Residence: Born in the Philippines, raised in New Jersey and now lives with his family in Santa Rosa
Why Prystowsky is one to watch:
Over the past year, Prystowsky has been a key community partner in local COVID-19 vaccination efforts, advocating for a more equitable distribution of the vaccine, participating in nationwide education campaigns, and providing medical and scientific facts about the vaccine to outreach workers, educators and other foot soldiers in the fight against the virus.

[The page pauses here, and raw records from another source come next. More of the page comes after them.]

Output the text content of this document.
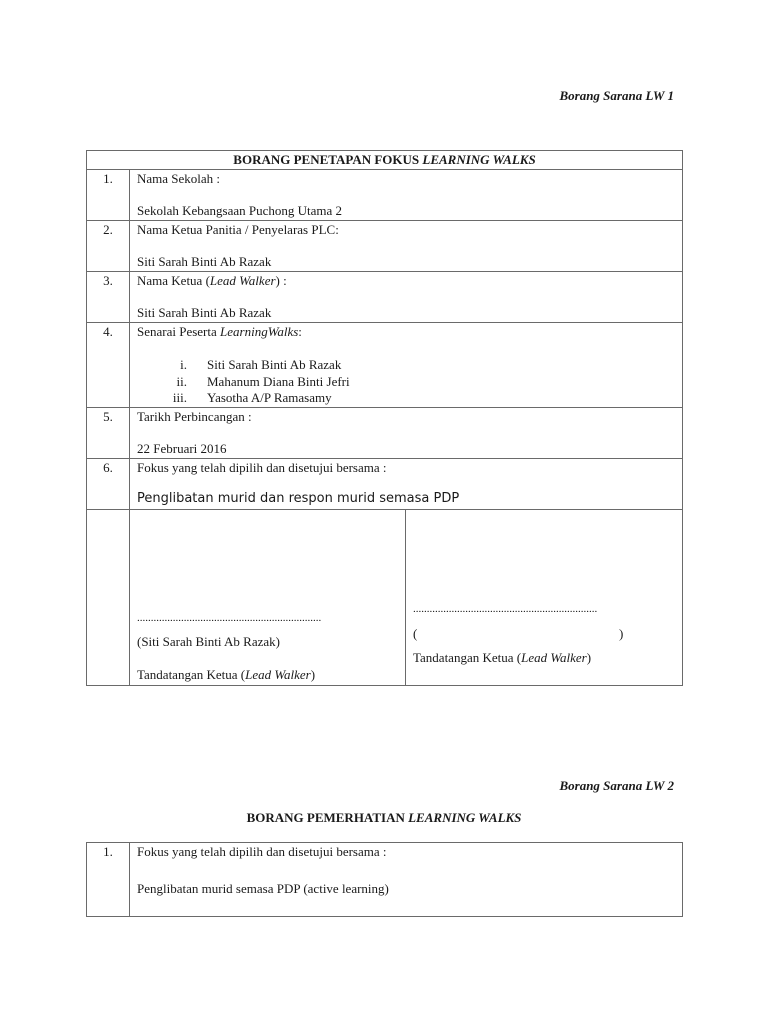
Borang Sarana LW 1
BORANG PENETAPAN FOKUS LEARNING WALKS
1.	Nama Sekolah :
Sekolah Kebangsaan Puchong Utama 2
2.	Nama Ketua Panitia / Penyelaras PLC:
Siti Sarah Binti Ab Razak
3.	Nama Ketua (Lead Walker) :
Siti Sarah Binti Ab Razak
4.	Senarai Peserta LearningWalks:
i. Siti Sarah Binti Ab Razak
ii. Mahanum Diana Binti Jefri
iii. Yasotha A/P Ramasamy
5.	Tarikh Perbincangan :
22 Februari 2016
6.	Fokus yang telah dipilih dan disetujui bersama :
Penglibatan murid dan respon murid semasa PDP
...................................................................
(Siti Sarah Binti Ab Razak)
Tandatangan Ketua (Lead Walker)
...................................................................
(	)
Tandatangan Ketua (Lead Walker)
Borang Sarana LW 2
BORANG PEMERHATIAN LEARNING WALKS
1.	Fokus yang telah dipilih dan disetujui bersama :
Penglibatan murid semasa PDP (active learning)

Prystowsky is a Sutter Health pediatrician who began his medical career in Sonoma County nearly 12 years ago, working with underserved communities at the Santa Rosa Community Health Center. He became immediately involved in the local COVID-19 vaccination efforts about a year ago, just as the vaccine became available, in hopes of addressing what he saw as a growing community hesitation.
In the spring, he teamed up with the nonprofit culture and arts group Raizes Collective to produce and distribute colorful — and culturally appropriate — posters and flyers designed to dispel vaccine safety fears and myths. The project was one of the first local efforts to bridge government mistrust and authority in marginalized communities, especially among undocumented migrants.
Since then, he has participated in webinars for local organizations, the district office of education and the public health department, doing his best to counter misinformation about the vaccine on social media. Prystowsky says one of his key roles in the fight against COVID-19 is to give aid workers like health promoters — trusted voices in underserved communities — the information they need to change hearts and minds.
What others say about Prystowsky:
“Brian has been (active) in many different community spaces, not only as a practicing pediatrician, but also as someone who has helped with communication and collaboration with various community-based organizations and parent groups. It’s been a great partnership and there have been others in the community who have been very helpful as well, but he’s definitely stepped up and done a lot for the community.” — Dr. Urmila Shende, the province’s vaccine chief.
What Prystowsky says about 2022:
Prystowsky is hopeful about the pandemic outlook in 2022. He said he will continue his advocacy for vaccines inside and outside his practice. Prystowsky said he will work to communicate what he believes is the true purpose of vaccination: to prevent serious illness among all, pushing COVID-19 from pandemic to endemic — a widespread disease of relatively low severity. As a pediatrician with a 4-year-old son, he is looking forward to early next year when COVID-19 vaccines are expected to be available for infants and toddlers under the age of 5.
“I really feel that when people ask how we’re getting the pandemic under control internationally, people should at least get the first round of photos,” he said. “As a pediatrician I feel like it’s not over for kids because a lot of them haven’t even had their first round yet, a lot of them haven’t qualified yet… Honestly I’m looking forward to it the most to get my family fully vaccinated.”